MUSIQUE. En dialecte bernois, hang signifie la main. C’est aussi le nom que Felix Rohner et Sabina Schärer ont choisi pour l’instrument de musique qu’ils ont développé dans leur atelier basé à Berne. Présenté au public pour la première fois en 2001, l’objet produit des sonorités douces et planantes. On en joue à mains nues, comme sur un djembé. Le «hang» a rapidement séduit des amateurs et musiciens professionnels dans le monde entier. En 2005, 4300 pièces avaient déjà été commandées aux deux créateurs qui fabriquent de manière artisanale chaque «hang», vendu près de 2000 francs. Ces prochaines semaines des «hang meeting» sont prévus aux Pays-Bas et en Angleterre notamment.

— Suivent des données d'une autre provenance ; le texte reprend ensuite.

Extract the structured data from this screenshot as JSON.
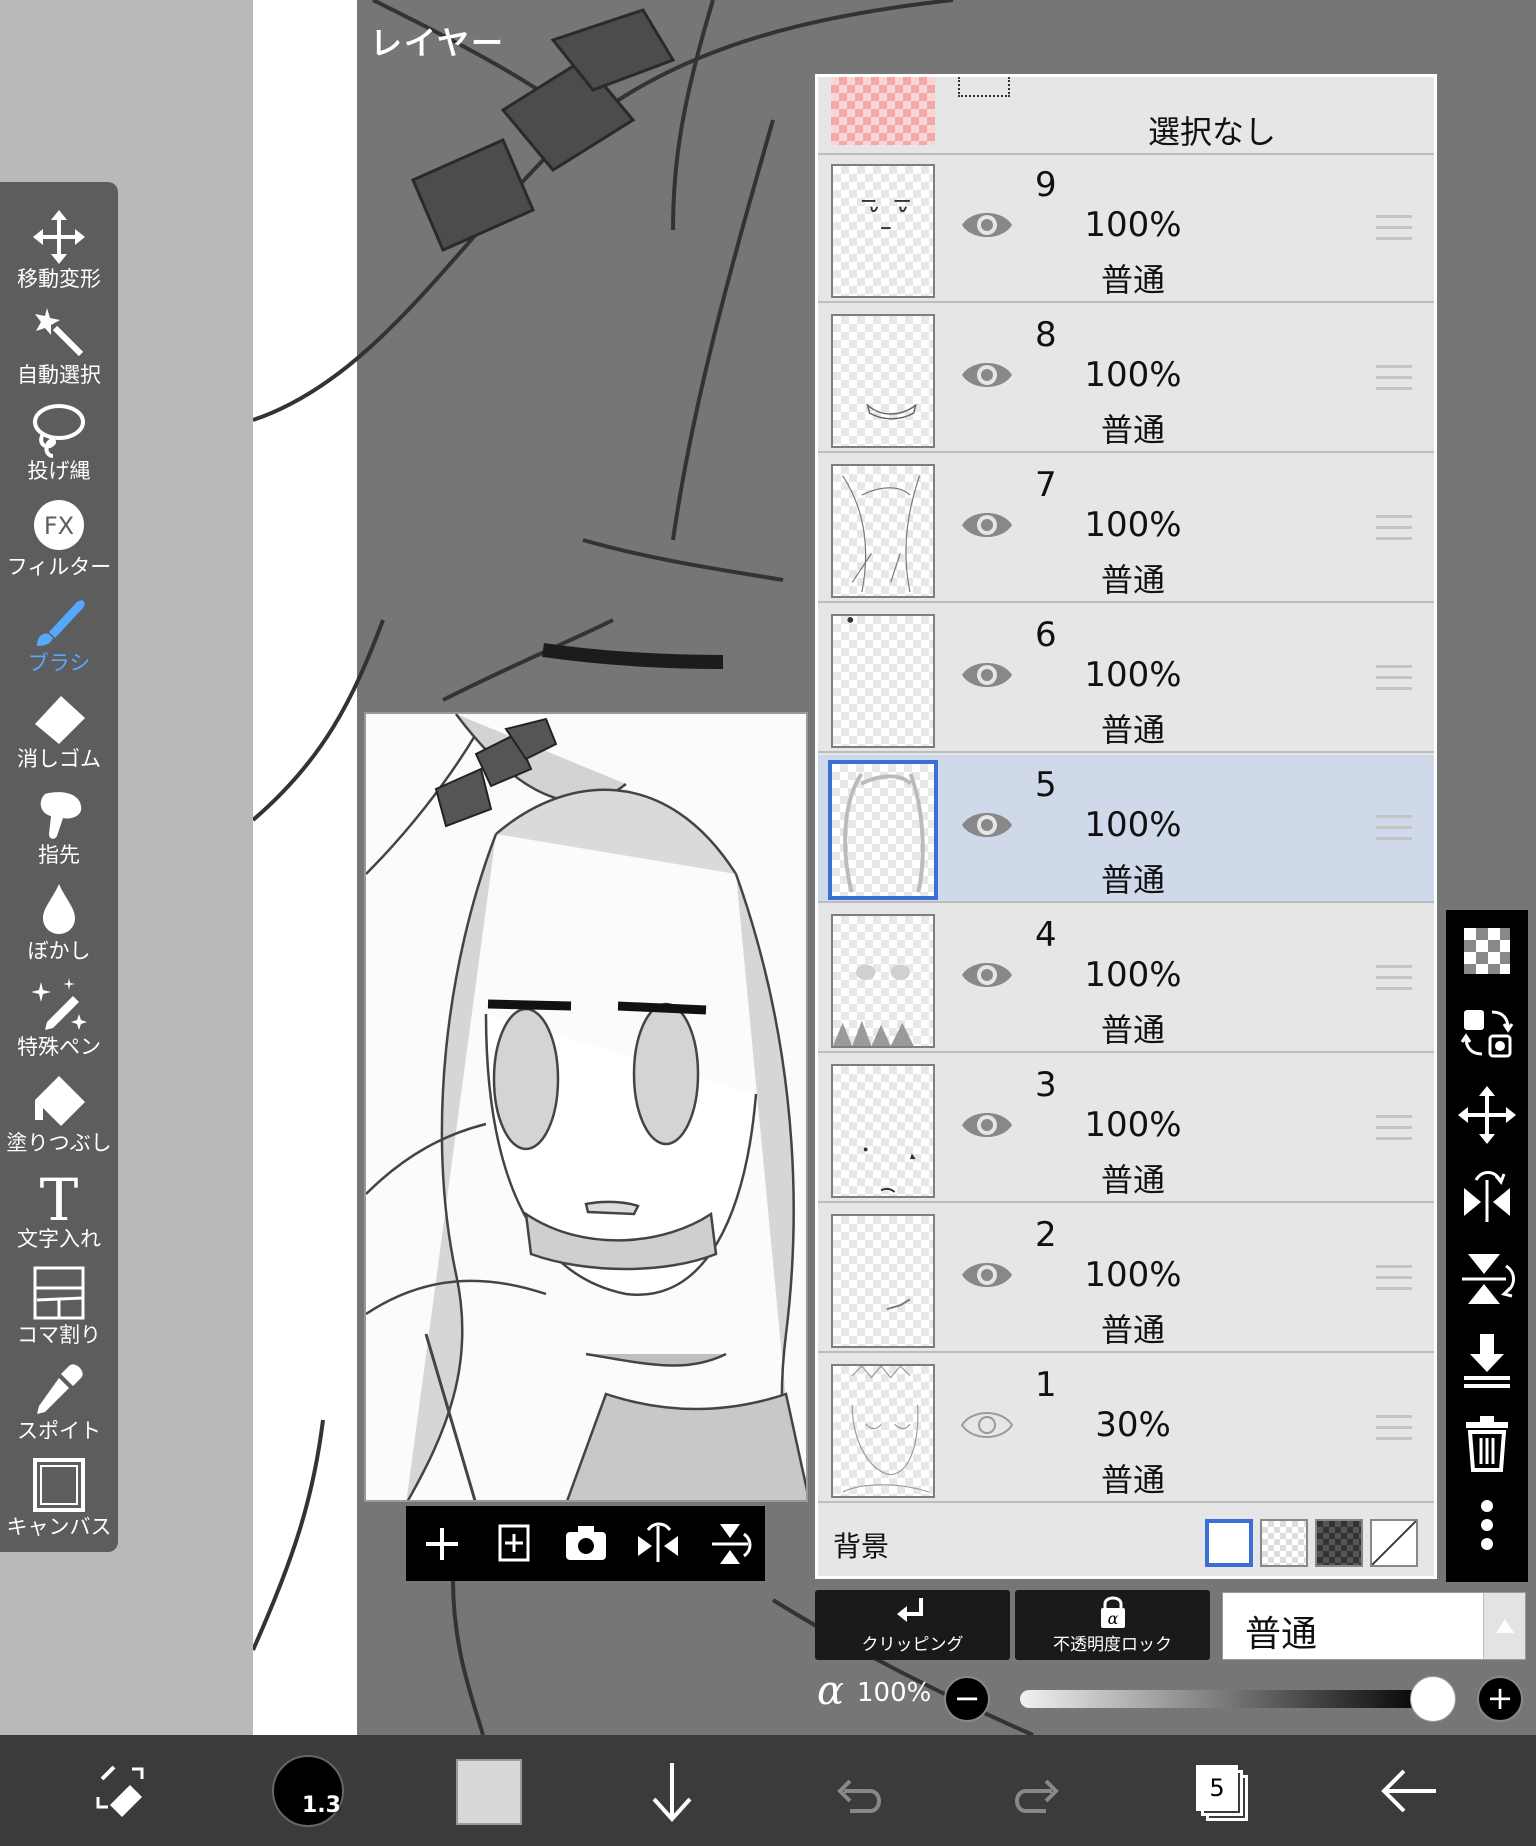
{
  "panel_title": "レイヤー",
  "toolbar": {
    "tools": [
      {
        "name": "move-transform",
        "label": "移動変形",
        "active": false
      },
      {
        "name": "magic-wand",
        "label": "自動選択",
        "active": false
      },
      {
        "name": "lasso",
        "label": "投げ縄",
        "active": false
      },
      {
        "name": "filter",
        "label": "フィルター",
        "active": false,
        "icon_text": "FX"
      },
      {
        "name": "brush",
        "label": "ブラシ",
        "active": true
      },
      {
        "name": "eraser",
        "label": "消しゴム",
        "active": false
      },
      {
        "name": "smudge",
        "label": "指先",
        "active": false
      },
      {
        "name": "blur",
        "label": "ぼかし",
        "active": false
      },
      {
        "name": "special-pen",
        "label": "特殊ペン",
        "active": false
      },
      {
        "name": "fill",
        "label": "塗りつぶし",
        "active": false
      },
      {
        "name": "text",
        "label": "文字入れ",
        "active": false,
        "icon_text": "T"
      },
      {
        "name": "frame-divider",
        "label": "コマ割り",
        "active": false
      },
      {
        "name": "eyedropper",
        "label": "スポイト",
        "active": false
      },
      {
        "name": "canvas",
        "label": "キャンバス",
        "active": false
      }
    ]
  },
  "layers": {
    "selection_label": "選択なし",
    "items": [
      {
        "name": "9",
        "opacity": "100%",
        "mode": "普通",
        "visible": true,
        "selected": false
      },
      {
        "name": "8",
        "opacity": "100%",
        "mode": "普通",
        "visible": true,
        "selected": false
      },
      {
        "name": "7",
        "opacity": "100%",
        "mode": "普通",
        "visible": true,
        "selected": false
      },
      {
        "name": "6",
        "opacity": "100%",
        "mode": "普通",
        "visible": true,
        "selected": false
      },
      {
        "name": "5",
        "opacity": "100%",
        "mode": "普通",
        "visible": true,
        "selected": true
      },
      {
        "name": "4",
        "opacity": "100%",
        "mode": "普通",
        "visible": true,
        "selected": false
      },
      {
        "name": "3",
        "opacity": "100%",
        "mode": "普通",
        "visible": true,
        "selected": false
      },
      {
        "name": "2",
        "opacity": "100%",
        "mode": "普通",
        "visible": true,
        "selected": false
      },
      {
        "name": "1",
        "opacity": "30%",
        "mode": "普通",
        "visible": false,
        "selected": false
      }
    ],
    "background_label": "背景"
  },
  "controls": {
    "clipping_label": "クリッピング",
    "lock_label": "不透明度ロック",
    "blend_mode": "普通",
    "alpha_symbol": "α",
    "alpha_value": "100%",
    "alpha_fraction": 1.0,
    "minus": "−",
    "plus": "+"
  },
  "bottom_bar": {
    "brush_size": "1.3",
    "layer_count": "5"
  },
  "colors": {
    "accent": "#56a8ff",
    "selected_row": "#cfd9e9",
    "selected_border": "#3a6fd6",
    "primary_color": "#d8d8d8"
  }
}
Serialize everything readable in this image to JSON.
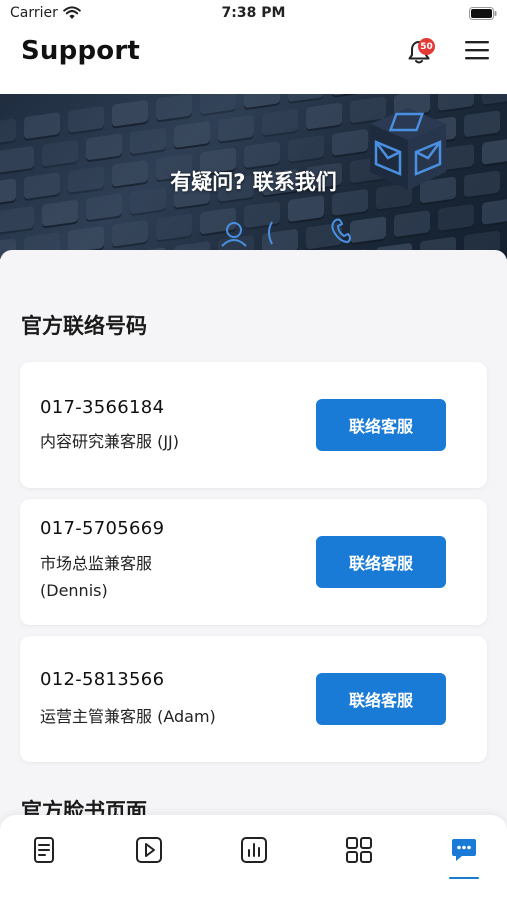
{
  "status_bar": {
    "carrier": "Carrier",
    "time": "7:38 PM"
  },
  "header": {
    "title": "Support",
    "notification_count": "50"
  },
  "banner": {
    "text": "有疑问? 联系我们"
  },
  "section": {
    "title": "官方联络号码"
  },
  "contacts": [
    {
      "phone": "017-3566184",
      "name": "内容研究兼客服 (JJ)",
      "button_label": "联络客服"
    },
    {
      "phone": "017-5705669",
      "name": "市场总监兼客服 (Dennis)",
      "button_label": "联络客服"
    },
    {
      "phone": "012-5813566",
      "name": "运营主管兼客服 (Adam)",
      "button_label": "联络客服"
    }
  ],
  "section2": {
    "title": "官方脸书页面"
  },
  "tabs": [
    {
      "icon": "document-icon",
      "active": false
    },
    {
      "icon": "video-play-icon",
      "active": false
    },
    {
      "icon": "bar-chart-icon",
      "active": false
    },
    {
      "icon": "grid-icon",
      "active": false
    },
    {
      "icon": "chat-icon",
      "active": true
    }
  ],
  "colors": {
    "accent": "#1a7bd6",
    "badge": "#e53935",
    "banner_bg": "#1f2d3f"
  }
}
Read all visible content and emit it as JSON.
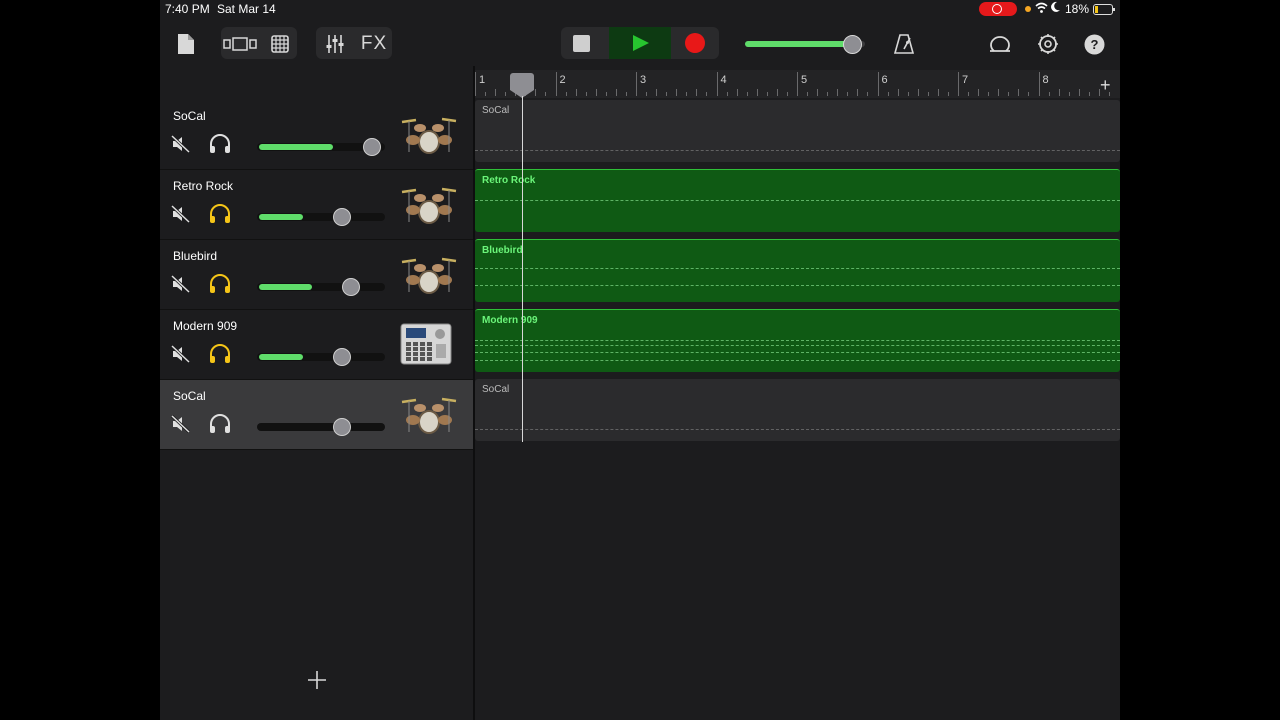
{
  "status_bar": {
    "time": "7:40 PM",
    "date": "Sat Mar 14",
    "battery_percent": "18%",
    "battery_level": 0.18
  },
  "toolbar": {
    "fx_label": "FX",
    "master_volume": 0.88,
    "icons": [
      "document-icon",
      "browser-view-icon",
      "grid-icon",
      "mixer-icon",
      "metronome-icon",
      "loop-icon",
      "settings-icon",
      "help-icon"
    ]
  },
  "accent_colors": {
    "play": "#27c52f",
    "record": "#e81818",
    "region_green": "#0f5a14",
    "volume": "#5fdc6a",
    "solo_active": "#f5c518"
  },
  "ruler": {
    "bars": [
      "1",
      "2",
      "3",
      "4",
      "5",
      "6",
      "7",
      "8"
    ]
  },
  "tracks": [
    {
      "name": "SoCal",
      "volume": 0.92,
      "solo_active": false,
      "selected": false,
      "instrument": "drum-kit-icon",
      "region_color": "grey"
    },
    {
      "name": "Retro Rock",
      "volume": 0.68,
      "solo_active": true,
      "selected": false,
      "instrument": "drum-kit-icon",
      "region_color": "green"
    },
    {
      "name": "Bluebird",
      "volume": 0.75,
      "solo_active": true,
      "selected": false,
      "instrument": "drum-kit-icon",
      "region_color": "green"
    },
    {
      "name": "Modern 909",
      "volume": 0.68,
      "solo_active": true,
      "selected": false,
      "instrument": "drum-machine-icon",
      "region_color": "green"
    },
    {
      "name": "SoCal",
      "volume": 0.68,
      "solo_active": false,
      "selected": true,
      "instrument": "drum-kit-icon",
      "region_color": "grey"
    }
  ]
}
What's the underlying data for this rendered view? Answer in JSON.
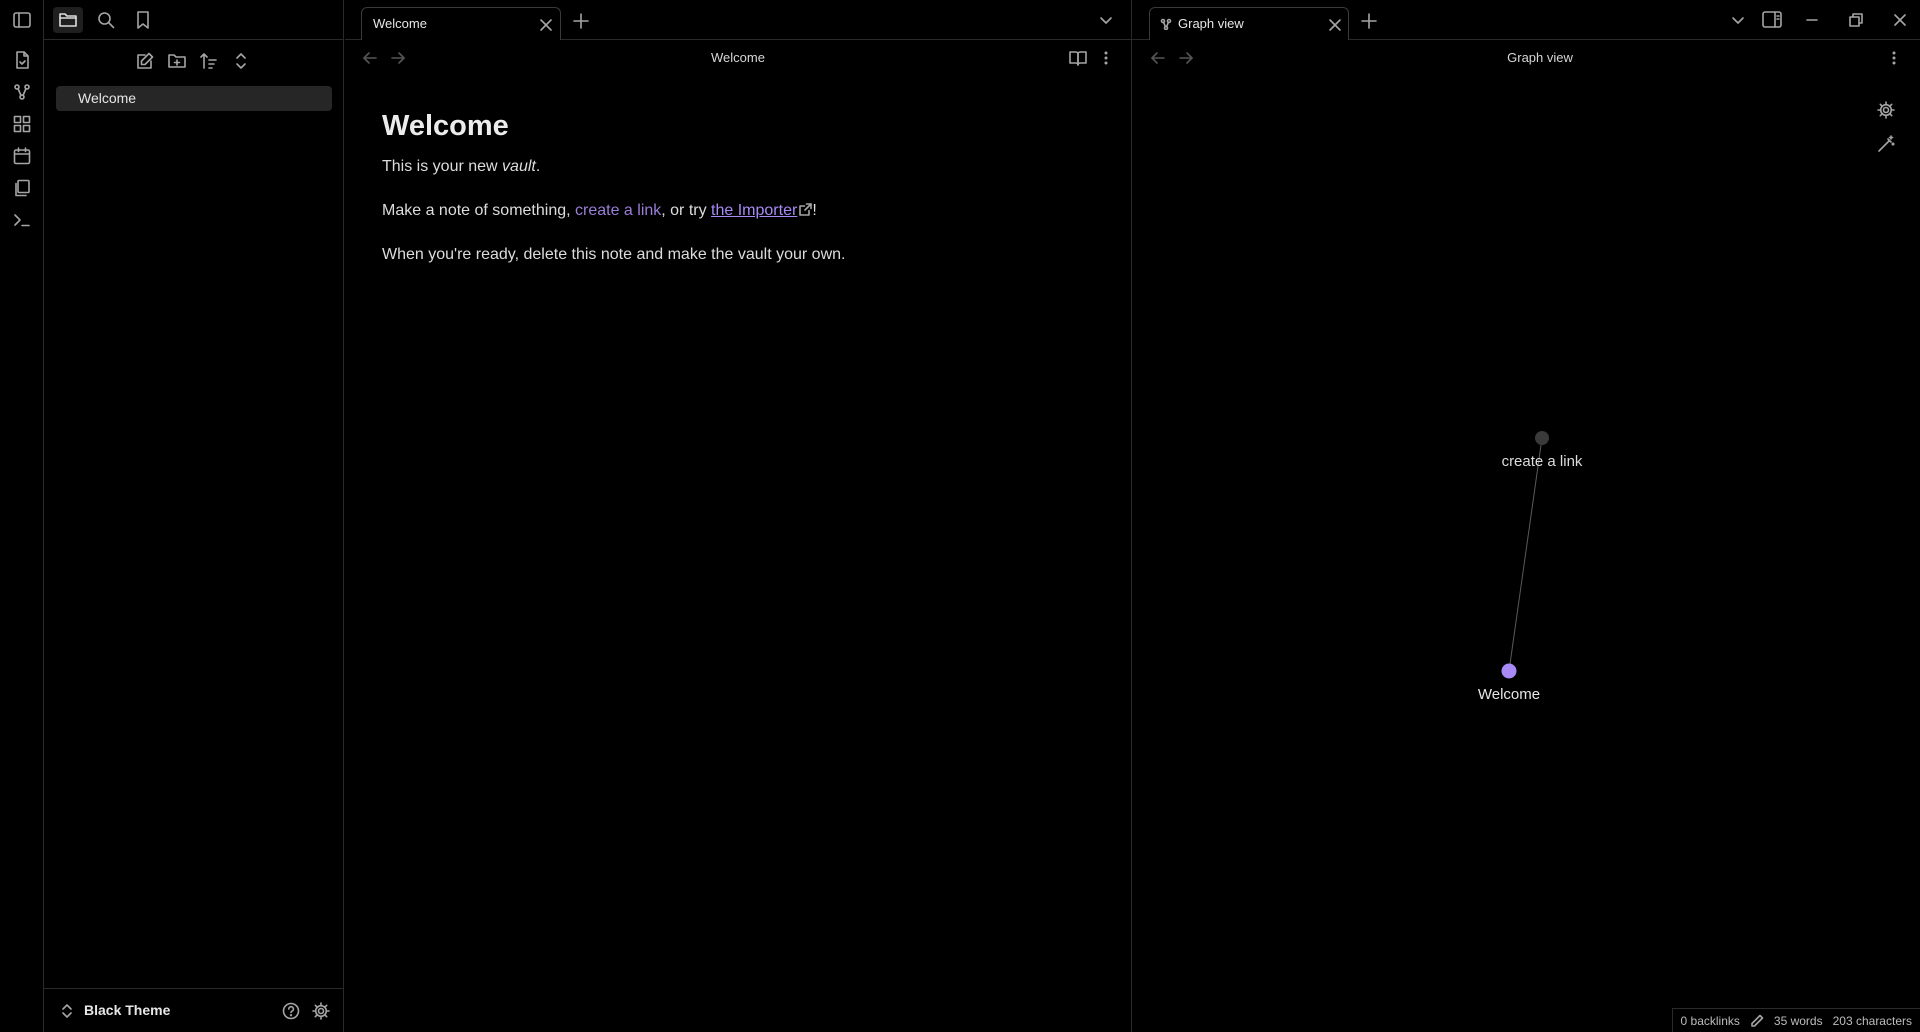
{
  "sidebar": {
    "files": [
      {
        "name": "Welcome"
      }
    ],
    "vault_name": "Black Theme"
  },
  "left_pane": {
    "tab_label": "Welcome",
    "header_title": "Welcome",
    "note": {
      "heading": "Welcome",
      "p1_before": "This is your new ",
      "p1_em": "vault",
      "p1_after": ".",
      "p2_before": "Make a note of something, ",
      "p2_internal_link": "create a link",
      "p2_middle": ", or try ",
      "p2_external_link": "the Importer",
      "p2_after": "!",
      "p3": "When you're ready, delete this note and make the vault your own."
    }
  },
  "right_pane": {
    "tab_label": "Graph view",
    "header_title": "Graph view",
    "graph": {
      "nodes": [
        {
          "label": "create a link",
          "color": "#3a3a3a"
        },
        {
          "label": "Welcome",
          "color": "#a78af5"
        }
      ],
      "edges": [
        [
          "create a link",
          "Welcome"
        ]
      ]
    }
  },
  "status": {
    "backlinks": "0 backlinks",
    "words": "35 words",
    "characters": "203 characters"
  },
  "colors": {
    "accent": "#a78af5",
    "background": "#000000",
    "border": "#2a2a2a"
  }
}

Submergés par les commandes, Felix Rohner et Sabina Schärer ont renoncé en 2006 à tous leurs points de vente à travers le monde, de l’Australie aux Etats-Unis, en passant par Israël. Les «hanghang» (ainsi est le pluriel) s’achètent aujourd’hui uniquement en s’adressant directement aux fabricants à travers PAN-Art, la société qu’ils ont créée. Ils demandent aussi aux acquéreurs de signer une convention attestant qu’ils les informeront des conditions d’une éventuelle revente.
Interrogés sur l’origine de l’instrument, Felix Rohner et Sabina Schärer répondent succinctement. «Le “hang” est comme un bon vin.... Il doit mûrir. Il est le résultat d’un travail de 35 ans.» Leur blog explique qu’il est né de la fusion de deux autres instruments de percussion: le gatham indien et le steelpan des Caraïbes. Leur objectif? «Nous construisons ces “hanghang” pour des personnes qui désirent trouver leur paix intérieure et contribuer à un équilibre mondial.»